On the north-west coast of Sicily around a natural enclave you will find the wonderfully historic harbor city of Palermo. The city was founded in 8 BC by Phoenician traders who recognized the natural advantages of the area and settled here. While the Phoenician name for the city may have been something completely different, the Greeks called it Panormus and it is this name which seems to have stuck. Palermo is one of the most conquered cities in the world.

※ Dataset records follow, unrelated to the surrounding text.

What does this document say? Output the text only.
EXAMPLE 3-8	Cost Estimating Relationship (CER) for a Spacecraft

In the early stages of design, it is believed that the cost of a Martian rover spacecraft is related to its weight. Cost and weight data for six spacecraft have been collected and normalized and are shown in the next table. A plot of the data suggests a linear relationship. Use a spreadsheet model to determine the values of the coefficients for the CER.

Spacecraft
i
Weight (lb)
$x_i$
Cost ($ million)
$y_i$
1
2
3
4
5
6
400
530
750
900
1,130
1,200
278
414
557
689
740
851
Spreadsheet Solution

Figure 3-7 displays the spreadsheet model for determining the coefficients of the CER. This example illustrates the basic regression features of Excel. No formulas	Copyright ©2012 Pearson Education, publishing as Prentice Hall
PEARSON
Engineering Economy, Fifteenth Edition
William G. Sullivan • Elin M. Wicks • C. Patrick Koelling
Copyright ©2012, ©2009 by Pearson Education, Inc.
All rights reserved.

While it was founded by the Phoenicians, it was the Romans who first conquered it. Not long afterwards, it fell under the rule of the Eastern Byzantine Empire. After a strange turn of events, invading Saracens soon captured the city and Palermo came under Arab rule. It was the Arab rulers who moved Sicily's capital to Palermo where it still is today. Under their rule the city became an important commercial and cultural center. However things changed when the Normans launched a crusade against the Muslim emirate of Sicily. They captured the city in 1072. Following capture of the whole island, Norman and Arab culture began to blend. This resulted in the unusual hybrid architectural style that can be seen in the Palatine Chapel, the San Giovanni degli Eremiti church and the Zisa. Just over a hundred years later Sicily fell to the control of the Holy Roman Empire, only to slowly change hands until it came under Spanish control. In 1734 the Kingdoms of Napels and Sicily were unified - despite rebellions against the Neapolitan crown. 1860 saw the annexation of Sicily to the kingdom of Italy which meant that Palermo was able to go from being a mere provincial city to becoming the administrative center of Sicily. It has remained a part of Italy ever since but has received a very varied influence over the years from its many conquests.
When it comes to monuments, Palermo is one of the richest cities in Italy. The Cathedral of Palermo, the San Cataldo, the Oratorio di San Lorenzo and the Martorana churches are just a few examples of the unusual religious heritage in the city. If you prefer to stay away from religion, you might try the Palazzo dei Normanni, the Zisa, the Cuba or the Palazzo Abatellis where you can also enjoy whatever is on display at the Regional Gallery. These palaces and museums are varied and different and are a real treat for both architectural enthusiasts as well as history lovers. You can also take in a show at one of the two spectacular theatres or simply while away an hour or two at the Piazzi Pretoria fountain. There are really so many activities in Palermo that your days will be filled with many endless delights. You'd better make sure that you stick around for more than just a day or two if you want to see everything the city has to offer.